On 11/17/10 1:46 AM, Thomas Smid wrote:

The point I am making is that neutral hydrogen can not really absorb
the Ly-alpha line but only scatter. In the end, every photon that is
emitted from the galaxy will escape, and the total escape flux will be
the same as without a surrounding hydrogen cloud (for a spherically
symmetric situation it will even be the same in each specific
direction). So their argument does not really apply.

Photons absorbed on the way
to the observer have only a very low chance to be scattered
into their previous direction by (multiple) re-emission. I
think your arguing only applies to a dense globule with
infinitely often re-emission. Look for an illustration at
our galactic interstellar radiation field: Ther you will
find e.g. the surrounding of Lyman-Alpha void of photons.
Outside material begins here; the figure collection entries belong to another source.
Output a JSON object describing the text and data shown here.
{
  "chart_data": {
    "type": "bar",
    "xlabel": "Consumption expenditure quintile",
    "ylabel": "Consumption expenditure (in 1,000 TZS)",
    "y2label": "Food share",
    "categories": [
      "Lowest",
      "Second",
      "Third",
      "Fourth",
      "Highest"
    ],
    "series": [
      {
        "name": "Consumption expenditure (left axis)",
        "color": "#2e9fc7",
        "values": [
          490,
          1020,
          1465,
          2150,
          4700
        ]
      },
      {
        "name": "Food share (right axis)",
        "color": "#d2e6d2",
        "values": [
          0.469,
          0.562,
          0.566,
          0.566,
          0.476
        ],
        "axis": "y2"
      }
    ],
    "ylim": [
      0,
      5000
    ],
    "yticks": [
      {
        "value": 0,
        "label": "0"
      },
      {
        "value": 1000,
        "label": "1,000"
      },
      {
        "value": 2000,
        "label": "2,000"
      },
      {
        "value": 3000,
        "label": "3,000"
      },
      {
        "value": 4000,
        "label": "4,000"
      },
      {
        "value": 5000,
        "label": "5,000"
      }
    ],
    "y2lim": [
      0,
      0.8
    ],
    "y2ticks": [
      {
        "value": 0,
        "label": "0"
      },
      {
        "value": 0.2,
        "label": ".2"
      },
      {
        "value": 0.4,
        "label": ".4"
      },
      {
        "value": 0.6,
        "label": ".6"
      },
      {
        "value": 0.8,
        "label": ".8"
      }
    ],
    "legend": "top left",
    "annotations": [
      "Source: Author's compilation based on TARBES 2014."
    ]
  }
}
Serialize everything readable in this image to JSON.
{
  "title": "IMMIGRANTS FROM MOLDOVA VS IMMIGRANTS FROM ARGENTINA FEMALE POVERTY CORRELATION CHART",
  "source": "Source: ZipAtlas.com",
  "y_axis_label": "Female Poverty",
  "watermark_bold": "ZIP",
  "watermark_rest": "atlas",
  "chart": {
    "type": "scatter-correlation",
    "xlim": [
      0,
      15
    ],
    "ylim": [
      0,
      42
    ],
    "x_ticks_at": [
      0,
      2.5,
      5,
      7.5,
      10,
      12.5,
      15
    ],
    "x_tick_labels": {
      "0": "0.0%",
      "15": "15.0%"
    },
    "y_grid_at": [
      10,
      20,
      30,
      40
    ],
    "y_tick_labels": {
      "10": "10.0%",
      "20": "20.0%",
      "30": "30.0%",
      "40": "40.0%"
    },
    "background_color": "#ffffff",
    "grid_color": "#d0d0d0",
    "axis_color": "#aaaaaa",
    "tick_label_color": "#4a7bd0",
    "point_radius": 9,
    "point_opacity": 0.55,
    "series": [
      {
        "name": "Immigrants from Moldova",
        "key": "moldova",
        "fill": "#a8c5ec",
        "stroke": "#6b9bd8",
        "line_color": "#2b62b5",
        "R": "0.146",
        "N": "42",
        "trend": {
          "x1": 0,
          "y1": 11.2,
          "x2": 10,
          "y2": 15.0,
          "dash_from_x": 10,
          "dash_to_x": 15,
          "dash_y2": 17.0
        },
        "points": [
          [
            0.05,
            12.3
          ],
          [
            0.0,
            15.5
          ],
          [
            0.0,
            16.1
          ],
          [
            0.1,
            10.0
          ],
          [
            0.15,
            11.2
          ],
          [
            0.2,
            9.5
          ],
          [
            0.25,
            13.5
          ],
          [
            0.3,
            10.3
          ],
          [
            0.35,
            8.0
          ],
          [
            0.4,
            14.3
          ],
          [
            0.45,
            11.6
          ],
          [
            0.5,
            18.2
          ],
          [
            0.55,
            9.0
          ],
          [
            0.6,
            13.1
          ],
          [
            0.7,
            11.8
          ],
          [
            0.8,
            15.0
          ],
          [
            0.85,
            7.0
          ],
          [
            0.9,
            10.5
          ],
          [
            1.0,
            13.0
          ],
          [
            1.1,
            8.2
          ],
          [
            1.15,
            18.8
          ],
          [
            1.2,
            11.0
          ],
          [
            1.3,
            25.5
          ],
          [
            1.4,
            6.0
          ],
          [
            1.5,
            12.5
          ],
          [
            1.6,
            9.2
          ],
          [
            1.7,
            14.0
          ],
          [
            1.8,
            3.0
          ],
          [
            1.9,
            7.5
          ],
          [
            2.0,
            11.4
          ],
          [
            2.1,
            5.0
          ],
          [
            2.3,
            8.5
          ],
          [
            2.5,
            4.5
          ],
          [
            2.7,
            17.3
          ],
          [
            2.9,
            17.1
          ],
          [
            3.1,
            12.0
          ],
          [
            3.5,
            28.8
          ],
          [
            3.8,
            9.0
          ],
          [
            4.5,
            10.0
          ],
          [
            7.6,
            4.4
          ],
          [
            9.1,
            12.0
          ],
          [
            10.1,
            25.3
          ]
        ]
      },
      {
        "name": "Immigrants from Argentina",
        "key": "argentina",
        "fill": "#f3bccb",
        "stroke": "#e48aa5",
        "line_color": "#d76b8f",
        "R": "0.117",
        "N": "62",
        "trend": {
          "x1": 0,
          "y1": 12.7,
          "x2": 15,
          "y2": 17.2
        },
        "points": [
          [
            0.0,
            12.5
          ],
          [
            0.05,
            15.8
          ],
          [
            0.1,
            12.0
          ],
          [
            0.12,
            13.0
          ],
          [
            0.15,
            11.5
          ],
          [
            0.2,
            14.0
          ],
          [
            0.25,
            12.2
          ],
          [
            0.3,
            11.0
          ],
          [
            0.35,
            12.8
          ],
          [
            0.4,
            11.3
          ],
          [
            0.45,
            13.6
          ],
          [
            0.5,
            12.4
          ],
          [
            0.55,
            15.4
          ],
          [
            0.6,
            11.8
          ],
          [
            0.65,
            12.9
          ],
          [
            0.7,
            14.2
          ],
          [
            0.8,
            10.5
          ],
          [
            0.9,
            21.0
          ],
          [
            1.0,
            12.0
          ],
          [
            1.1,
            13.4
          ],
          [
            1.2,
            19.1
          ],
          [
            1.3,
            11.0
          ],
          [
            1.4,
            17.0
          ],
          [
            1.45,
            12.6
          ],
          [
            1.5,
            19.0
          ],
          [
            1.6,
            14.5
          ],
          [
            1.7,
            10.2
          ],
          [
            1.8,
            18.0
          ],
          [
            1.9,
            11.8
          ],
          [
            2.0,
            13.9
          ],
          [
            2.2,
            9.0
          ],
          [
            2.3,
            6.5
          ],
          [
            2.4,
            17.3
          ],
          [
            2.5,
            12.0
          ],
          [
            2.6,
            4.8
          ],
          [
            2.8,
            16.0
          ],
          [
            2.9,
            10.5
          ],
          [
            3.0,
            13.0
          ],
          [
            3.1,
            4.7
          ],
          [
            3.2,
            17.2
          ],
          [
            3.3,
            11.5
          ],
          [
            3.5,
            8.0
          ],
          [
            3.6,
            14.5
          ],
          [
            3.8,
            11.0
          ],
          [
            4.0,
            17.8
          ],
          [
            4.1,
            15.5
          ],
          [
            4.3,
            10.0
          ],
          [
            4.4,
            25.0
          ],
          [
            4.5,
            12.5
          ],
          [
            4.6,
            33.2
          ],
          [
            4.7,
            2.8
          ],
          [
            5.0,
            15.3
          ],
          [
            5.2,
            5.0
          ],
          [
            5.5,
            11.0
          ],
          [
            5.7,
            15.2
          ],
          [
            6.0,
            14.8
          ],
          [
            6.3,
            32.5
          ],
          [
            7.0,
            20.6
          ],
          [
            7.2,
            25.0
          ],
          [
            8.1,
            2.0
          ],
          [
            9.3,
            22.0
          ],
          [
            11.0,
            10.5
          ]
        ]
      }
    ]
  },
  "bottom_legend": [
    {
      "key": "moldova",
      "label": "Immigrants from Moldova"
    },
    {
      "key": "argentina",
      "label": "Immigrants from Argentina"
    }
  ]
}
The scattering optical depth of the cloud does not really matter. It
only affects the photon density distribution within the cloud, but not
the escape flux. In a steady state, the total Ly-alpha flux leaving
the cloud must be equal to the original flux emitted by the central
galaxy. It could only be reduced if there is a significant amount of
hydrogen in excited states (so that it can be ionized by Ly-alpha), or
if there are other atoms or molecules having a ionization potential
low enough so that they can be ionized by Ly-alpha. But I don't see
anything in that paper in the way of a discussion of these
possibilities.

Thomas


Putting some numbers to your point:

The 1S-2S characteristic BEC hydrogen transition
(generally true for neutral hydrogen in all states)
is at 243 nm (1.23E+15 Hz) with a band width of ~1E6 Hz
Ref: Killian 1S-2S Spectrum of a Hydrogen Bose-Einstein Condensate
Physical Review A 61, 33611 (2000)

What are potential sources of 1.23E+15 Hz +/- 1E6 Hz for reionization?